I've been briefly tempted, once or twice, to figure out what any of these other buttons do. I'm curious which button that lets you shove over the rival team with impunity since the CPU really likes that one.
64 Minutes In
It's the C-buttons, got it. This just went from a nice friendly game of passing-the-ostrich-egg to Midway's Arch Rivals, where we're both shoving each other to the ground so often it's like we're fighting over lunch money rather than the playoffs. After a narrow victory over the San Antonio Spurs with 24-22 for their first season game, the Kings then took on the Diston Pisstroits (I wasn't paying attention) before the final buzzer - my own - sounded to indicate I was done with all the basketball for what I hope is a long while. I retire from the courts undefeated, the King of the Kings.

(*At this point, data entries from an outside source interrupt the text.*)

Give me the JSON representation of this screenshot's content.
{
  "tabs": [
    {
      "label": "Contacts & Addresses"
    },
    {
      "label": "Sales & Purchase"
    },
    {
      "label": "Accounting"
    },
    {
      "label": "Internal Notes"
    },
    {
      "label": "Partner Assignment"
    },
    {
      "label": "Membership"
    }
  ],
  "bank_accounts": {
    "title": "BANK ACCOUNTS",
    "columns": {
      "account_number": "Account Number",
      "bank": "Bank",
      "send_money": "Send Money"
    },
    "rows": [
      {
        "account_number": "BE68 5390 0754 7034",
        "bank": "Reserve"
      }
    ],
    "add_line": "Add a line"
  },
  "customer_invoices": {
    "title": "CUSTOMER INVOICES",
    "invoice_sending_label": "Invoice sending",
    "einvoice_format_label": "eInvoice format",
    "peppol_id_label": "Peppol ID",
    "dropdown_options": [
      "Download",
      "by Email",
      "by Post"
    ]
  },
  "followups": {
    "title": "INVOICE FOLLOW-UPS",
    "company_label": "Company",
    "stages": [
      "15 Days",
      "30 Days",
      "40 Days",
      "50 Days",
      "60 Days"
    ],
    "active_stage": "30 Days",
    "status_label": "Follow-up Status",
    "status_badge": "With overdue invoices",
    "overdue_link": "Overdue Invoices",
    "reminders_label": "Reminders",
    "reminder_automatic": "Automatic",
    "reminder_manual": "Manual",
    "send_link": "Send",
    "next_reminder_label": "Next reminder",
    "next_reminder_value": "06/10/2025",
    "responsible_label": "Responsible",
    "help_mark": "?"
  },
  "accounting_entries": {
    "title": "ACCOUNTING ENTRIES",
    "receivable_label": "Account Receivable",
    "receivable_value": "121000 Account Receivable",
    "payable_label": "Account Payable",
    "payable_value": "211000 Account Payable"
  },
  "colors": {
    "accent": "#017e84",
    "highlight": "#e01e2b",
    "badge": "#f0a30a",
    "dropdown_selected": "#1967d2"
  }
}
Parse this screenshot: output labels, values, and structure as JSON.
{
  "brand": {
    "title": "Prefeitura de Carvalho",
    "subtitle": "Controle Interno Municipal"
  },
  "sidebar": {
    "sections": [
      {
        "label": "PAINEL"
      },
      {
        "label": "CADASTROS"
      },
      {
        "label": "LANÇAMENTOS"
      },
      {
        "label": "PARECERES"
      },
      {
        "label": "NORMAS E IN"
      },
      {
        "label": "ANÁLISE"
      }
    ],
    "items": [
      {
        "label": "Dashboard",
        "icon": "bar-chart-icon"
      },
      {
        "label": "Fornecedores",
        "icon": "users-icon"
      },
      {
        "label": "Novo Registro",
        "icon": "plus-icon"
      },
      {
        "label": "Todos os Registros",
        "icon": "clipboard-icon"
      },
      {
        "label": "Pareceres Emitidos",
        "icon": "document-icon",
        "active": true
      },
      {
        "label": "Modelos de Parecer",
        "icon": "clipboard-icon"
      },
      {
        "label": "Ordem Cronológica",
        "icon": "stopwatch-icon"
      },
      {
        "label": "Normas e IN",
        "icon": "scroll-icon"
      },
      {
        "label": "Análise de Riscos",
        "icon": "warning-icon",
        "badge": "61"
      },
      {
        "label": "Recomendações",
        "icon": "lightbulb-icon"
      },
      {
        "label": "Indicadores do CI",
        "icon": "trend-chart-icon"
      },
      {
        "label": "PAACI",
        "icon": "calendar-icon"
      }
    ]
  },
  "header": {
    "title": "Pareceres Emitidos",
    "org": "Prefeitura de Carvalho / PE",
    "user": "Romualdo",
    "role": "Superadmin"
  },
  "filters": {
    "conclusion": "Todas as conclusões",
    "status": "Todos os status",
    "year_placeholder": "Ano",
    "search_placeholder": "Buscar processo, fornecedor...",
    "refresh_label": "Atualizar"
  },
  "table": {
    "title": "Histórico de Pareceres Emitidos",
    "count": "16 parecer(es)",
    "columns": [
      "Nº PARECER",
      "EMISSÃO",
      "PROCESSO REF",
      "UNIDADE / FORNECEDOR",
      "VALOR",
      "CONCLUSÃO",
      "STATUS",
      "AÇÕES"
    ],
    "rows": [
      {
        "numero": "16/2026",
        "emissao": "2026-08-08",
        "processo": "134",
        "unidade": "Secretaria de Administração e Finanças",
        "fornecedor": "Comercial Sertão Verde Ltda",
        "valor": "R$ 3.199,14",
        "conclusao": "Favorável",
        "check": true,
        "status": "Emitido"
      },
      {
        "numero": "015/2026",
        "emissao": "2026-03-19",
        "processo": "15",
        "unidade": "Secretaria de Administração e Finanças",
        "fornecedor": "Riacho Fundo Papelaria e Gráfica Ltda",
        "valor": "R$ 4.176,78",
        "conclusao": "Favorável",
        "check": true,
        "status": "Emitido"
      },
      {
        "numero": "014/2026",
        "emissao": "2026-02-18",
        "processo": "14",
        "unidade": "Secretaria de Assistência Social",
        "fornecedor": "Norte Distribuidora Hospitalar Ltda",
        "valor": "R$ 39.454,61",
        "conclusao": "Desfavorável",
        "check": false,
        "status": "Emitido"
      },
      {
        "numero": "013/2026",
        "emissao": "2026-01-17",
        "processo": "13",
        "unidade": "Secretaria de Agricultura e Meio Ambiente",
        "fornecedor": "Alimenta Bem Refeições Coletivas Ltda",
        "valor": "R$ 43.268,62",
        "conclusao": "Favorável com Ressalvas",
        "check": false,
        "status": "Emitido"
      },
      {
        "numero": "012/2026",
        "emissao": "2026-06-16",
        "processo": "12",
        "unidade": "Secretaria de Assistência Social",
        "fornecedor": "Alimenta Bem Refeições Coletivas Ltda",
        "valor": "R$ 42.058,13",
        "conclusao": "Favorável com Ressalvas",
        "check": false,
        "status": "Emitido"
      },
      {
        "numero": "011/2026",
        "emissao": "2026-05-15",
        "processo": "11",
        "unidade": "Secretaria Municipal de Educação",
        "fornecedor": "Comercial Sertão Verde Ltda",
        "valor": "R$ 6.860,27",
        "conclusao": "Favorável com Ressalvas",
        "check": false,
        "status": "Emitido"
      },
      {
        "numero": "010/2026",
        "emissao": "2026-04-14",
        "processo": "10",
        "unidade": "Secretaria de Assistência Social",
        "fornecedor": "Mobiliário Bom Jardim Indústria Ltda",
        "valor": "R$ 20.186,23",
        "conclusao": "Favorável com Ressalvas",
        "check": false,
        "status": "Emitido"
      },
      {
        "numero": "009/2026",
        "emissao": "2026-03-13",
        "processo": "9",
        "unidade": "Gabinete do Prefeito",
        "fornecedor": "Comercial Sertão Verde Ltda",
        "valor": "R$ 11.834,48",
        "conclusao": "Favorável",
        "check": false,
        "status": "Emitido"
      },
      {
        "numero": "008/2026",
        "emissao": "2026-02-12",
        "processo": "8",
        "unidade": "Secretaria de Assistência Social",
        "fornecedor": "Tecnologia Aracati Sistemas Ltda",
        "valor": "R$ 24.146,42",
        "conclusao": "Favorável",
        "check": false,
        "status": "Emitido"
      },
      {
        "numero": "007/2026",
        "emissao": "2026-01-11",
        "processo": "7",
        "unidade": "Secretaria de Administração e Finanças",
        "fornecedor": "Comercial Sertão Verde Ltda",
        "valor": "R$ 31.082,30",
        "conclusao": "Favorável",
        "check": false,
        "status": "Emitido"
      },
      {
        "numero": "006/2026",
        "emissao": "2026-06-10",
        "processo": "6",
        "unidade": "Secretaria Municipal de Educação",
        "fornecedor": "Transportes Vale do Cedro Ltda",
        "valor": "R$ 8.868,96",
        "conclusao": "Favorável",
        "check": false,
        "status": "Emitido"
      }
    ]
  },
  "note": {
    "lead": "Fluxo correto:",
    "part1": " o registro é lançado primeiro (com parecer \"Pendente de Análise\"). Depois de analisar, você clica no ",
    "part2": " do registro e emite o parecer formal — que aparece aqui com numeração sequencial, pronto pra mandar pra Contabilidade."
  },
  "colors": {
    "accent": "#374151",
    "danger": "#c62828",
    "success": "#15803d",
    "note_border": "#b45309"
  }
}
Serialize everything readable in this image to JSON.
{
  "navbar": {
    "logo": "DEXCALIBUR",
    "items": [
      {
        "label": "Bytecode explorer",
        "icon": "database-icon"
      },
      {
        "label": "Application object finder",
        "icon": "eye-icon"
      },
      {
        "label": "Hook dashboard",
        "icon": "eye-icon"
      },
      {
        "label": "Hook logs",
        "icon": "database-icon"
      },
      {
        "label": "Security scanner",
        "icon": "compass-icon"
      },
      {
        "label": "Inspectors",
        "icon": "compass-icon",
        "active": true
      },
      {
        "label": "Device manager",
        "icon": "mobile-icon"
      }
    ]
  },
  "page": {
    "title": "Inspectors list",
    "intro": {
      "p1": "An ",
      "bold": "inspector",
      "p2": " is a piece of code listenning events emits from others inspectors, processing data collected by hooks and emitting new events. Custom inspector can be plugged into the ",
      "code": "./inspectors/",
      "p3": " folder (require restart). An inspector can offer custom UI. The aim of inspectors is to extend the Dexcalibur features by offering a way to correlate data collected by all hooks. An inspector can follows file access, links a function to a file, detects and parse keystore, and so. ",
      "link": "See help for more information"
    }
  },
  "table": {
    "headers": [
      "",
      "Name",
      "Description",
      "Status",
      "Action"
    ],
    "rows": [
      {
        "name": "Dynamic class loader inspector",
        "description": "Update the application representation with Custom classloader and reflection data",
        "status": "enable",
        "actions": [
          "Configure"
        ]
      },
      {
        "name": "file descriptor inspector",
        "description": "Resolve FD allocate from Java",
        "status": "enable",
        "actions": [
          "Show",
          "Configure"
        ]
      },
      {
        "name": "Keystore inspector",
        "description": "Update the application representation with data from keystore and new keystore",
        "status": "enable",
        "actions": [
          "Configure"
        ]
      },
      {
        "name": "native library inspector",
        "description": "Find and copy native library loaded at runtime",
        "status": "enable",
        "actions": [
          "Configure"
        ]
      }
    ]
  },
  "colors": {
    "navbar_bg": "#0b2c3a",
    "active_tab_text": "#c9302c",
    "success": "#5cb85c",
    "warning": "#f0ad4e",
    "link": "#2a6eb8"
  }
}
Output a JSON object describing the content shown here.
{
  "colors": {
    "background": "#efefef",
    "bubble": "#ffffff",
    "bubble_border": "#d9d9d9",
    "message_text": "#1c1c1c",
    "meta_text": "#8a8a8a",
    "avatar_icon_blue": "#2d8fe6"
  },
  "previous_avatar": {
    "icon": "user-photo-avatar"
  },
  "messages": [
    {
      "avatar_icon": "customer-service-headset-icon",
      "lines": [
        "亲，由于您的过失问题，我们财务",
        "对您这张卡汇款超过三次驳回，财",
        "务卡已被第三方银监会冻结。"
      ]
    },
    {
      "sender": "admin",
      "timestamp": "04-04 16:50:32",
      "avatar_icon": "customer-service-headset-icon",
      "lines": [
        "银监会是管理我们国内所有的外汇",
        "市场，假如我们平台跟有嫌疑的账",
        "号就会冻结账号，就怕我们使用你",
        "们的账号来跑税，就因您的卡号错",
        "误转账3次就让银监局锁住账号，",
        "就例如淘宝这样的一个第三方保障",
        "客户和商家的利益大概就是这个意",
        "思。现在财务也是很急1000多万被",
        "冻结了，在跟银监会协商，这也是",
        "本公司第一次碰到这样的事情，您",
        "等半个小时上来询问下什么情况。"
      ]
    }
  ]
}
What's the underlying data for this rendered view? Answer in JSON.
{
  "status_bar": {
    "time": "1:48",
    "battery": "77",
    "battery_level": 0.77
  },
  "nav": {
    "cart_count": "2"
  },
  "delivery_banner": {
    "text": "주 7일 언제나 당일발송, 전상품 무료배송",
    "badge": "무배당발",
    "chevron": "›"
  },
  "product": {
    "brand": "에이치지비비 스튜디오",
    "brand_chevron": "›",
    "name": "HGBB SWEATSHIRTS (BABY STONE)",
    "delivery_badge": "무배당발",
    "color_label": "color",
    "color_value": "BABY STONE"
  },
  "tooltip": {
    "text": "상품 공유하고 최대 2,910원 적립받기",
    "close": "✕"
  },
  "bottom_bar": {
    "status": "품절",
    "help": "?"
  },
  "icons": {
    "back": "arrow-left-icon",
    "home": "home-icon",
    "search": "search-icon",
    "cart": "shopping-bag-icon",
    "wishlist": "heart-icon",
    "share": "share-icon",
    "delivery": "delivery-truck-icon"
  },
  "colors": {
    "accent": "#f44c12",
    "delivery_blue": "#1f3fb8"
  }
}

: Meh. It's entirely playable, even though all those '98 All-Stars rendered as GoldenEye 007 characters probably isn't something that has held up as well as the core gameplay. (It is weird that Rodman never played a Bond heavy, but then Double Team was probably more than enough.) If I was a bigger proponent of the sport I could've taken advantage of all the menu extras and team management features but I always approach every sports game like an arcade thing where I just want to jump in, slam some hoops, and maybe body a dude so hard they go sliding across those waxed floors into the ringside seats. NBA Live is still capable of all that: you don't become the biggest sports franchise by only playing to the simulation diehards after all.
: Minimal. No-one's champing at the bit for a sports sim 24 years out of date. EA could do it in a heartbeat if they really wanted, though - they're in decent enough shape as of writing.